His books are already released under the GFDL, so technically no permission would be required anyway. I do think it's more friendly and polite to get permission anyway, as getting into contact with authors before we "steal their stuff" tends to build some much-needed friendships for our little project. More importantly, he alerted us to the existence of these books and suggested that they would make excellent additions to the Mathematics bookshelf at Wikibooks. I agree with him. As anybody who has read my blog before should know our mathematics book, and especially our Algebra-related books, are in need of help. We recently received a donation of a Linear Algebra book, and that project is going slowly but progress is being made nonetheless.

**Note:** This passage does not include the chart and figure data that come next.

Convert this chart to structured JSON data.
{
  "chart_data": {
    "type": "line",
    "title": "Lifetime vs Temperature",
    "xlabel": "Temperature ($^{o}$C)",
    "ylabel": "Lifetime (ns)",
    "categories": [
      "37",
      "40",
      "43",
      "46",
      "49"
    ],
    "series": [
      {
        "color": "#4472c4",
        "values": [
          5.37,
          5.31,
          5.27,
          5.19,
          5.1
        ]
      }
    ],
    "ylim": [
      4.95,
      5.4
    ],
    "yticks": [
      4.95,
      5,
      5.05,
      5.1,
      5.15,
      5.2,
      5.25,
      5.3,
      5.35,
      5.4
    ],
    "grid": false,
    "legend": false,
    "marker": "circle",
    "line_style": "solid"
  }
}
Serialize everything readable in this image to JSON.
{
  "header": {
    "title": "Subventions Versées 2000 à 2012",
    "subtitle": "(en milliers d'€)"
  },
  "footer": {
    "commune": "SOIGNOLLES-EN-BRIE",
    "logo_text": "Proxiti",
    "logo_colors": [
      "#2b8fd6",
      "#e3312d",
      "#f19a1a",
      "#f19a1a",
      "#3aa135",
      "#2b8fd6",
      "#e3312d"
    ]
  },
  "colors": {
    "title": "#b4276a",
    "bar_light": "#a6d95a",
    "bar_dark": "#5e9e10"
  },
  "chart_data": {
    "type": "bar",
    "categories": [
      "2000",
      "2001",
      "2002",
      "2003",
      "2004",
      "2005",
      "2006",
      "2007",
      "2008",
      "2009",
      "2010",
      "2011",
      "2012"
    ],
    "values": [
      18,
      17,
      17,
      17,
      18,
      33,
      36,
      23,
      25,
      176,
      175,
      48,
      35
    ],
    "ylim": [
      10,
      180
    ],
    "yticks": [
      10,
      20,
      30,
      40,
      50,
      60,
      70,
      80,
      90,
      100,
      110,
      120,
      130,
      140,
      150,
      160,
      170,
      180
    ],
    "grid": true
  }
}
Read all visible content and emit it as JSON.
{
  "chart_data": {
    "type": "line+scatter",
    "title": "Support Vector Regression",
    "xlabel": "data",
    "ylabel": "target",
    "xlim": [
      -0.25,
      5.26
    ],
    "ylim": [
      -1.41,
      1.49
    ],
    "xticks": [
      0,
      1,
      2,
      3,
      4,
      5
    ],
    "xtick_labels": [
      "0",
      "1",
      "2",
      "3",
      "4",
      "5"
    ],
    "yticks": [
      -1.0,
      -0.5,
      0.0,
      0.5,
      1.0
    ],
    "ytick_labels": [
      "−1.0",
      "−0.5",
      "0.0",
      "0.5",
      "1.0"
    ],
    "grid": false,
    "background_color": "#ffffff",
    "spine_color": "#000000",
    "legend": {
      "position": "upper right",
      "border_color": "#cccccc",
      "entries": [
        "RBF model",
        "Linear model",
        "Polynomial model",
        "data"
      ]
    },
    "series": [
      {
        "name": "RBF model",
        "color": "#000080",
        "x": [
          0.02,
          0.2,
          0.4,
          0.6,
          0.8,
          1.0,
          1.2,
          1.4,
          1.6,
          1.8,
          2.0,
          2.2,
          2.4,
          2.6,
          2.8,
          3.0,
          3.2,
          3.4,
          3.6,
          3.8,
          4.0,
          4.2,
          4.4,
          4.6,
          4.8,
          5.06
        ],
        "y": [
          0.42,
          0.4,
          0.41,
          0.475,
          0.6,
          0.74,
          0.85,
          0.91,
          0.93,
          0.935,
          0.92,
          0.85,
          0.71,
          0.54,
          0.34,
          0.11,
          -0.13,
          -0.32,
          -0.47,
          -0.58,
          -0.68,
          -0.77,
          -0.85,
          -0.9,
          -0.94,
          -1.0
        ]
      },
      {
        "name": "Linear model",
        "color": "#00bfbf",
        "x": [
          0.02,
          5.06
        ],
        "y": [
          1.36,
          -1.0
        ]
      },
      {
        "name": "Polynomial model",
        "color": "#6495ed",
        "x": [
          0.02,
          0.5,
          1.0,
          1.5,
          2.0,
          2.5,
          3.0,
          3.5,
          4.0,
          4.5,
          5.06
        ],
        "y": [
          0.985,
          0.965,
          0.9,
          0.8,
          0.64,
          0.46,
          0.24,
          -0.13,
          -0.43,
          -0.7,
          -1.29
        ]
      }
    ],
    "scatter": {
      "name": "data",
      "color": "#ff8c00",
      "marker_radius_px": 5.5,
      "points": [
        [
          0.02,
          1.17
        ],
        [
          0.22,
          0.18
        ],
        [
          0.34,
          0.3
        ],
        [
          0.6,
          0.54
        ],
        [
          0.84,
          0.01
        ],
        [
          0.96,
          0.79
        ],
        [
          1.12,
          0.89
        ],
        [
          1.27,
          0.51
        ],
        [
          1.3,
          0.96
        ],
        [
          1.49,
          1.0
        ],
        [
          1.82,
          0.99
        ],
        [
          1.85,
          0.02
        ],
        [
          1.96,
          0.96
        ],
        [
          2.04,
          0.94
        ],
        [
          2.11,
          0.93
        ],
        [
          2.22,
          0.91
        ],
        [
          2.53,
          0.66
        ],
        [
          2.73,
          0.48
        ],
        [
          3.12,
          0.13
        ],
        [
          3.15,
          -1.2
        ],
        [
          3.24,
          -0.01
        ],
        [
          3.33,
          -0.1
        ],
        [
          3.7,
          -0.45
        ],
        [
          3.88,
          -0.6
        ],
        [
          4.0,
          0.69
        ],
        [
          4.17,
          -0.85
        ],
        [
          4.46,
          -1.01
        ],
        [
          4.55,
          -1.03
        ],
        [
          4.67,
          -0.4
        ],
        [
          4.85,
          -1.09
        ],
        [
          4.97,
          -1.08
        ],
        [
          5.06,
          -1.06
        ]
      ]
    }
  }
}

The problem with these books, the first of which is called "Reasonable Basic Algebra", is the same as the problem we are having with the Linear Algebra book: These books are written in LaTeX, and conversion to wikitext is proving to be very difficult to do. There are some specific problems that I've been finding, and I'll try to list some of them here:

  1. There are no automatic conversion tools, at least not ones that are robust, that can do the conversion automatically. Even the best tools require a lot of human intervention for even moderately-complex LaTeX. The books that I've been seeing are definitely "extremely complex".
  2. LaTeX mathematics have far more options then the MediaWiki mathematics rendering engine. Even if we properly insert the tags where they need to go, many equations are going to produce errors because of unknown directives
  3. #2 assumes that we put the tags in the right places. this is not easy, and often requires human intervention.
  4. LaTeX has far more formatting commands and options then MediaWiki does. We could, of course, try to create a million templates to handle all of these, but that isn't particularly practical from my point of view. Plus, pages with hundreds or thousands of template inclusions is going to put a huge strain on the servers.
I was interested at one point in trying my hand at creating a scalable recursive descent parser for LaTeX that could help with the conversion process. Unfortunately, I haven't had the time to do it myself and I don't expect to have that much time available in the foreseeable future.

I want to put out an open call to software developers or volunteer coders who might be interested in helping to create a LaTeX -> MediaWiki book converter. Since there is a little bit of time left in the application cycle, this might make a good Google Summer of Code project. If anybody is interested in this, I would love to hear from you.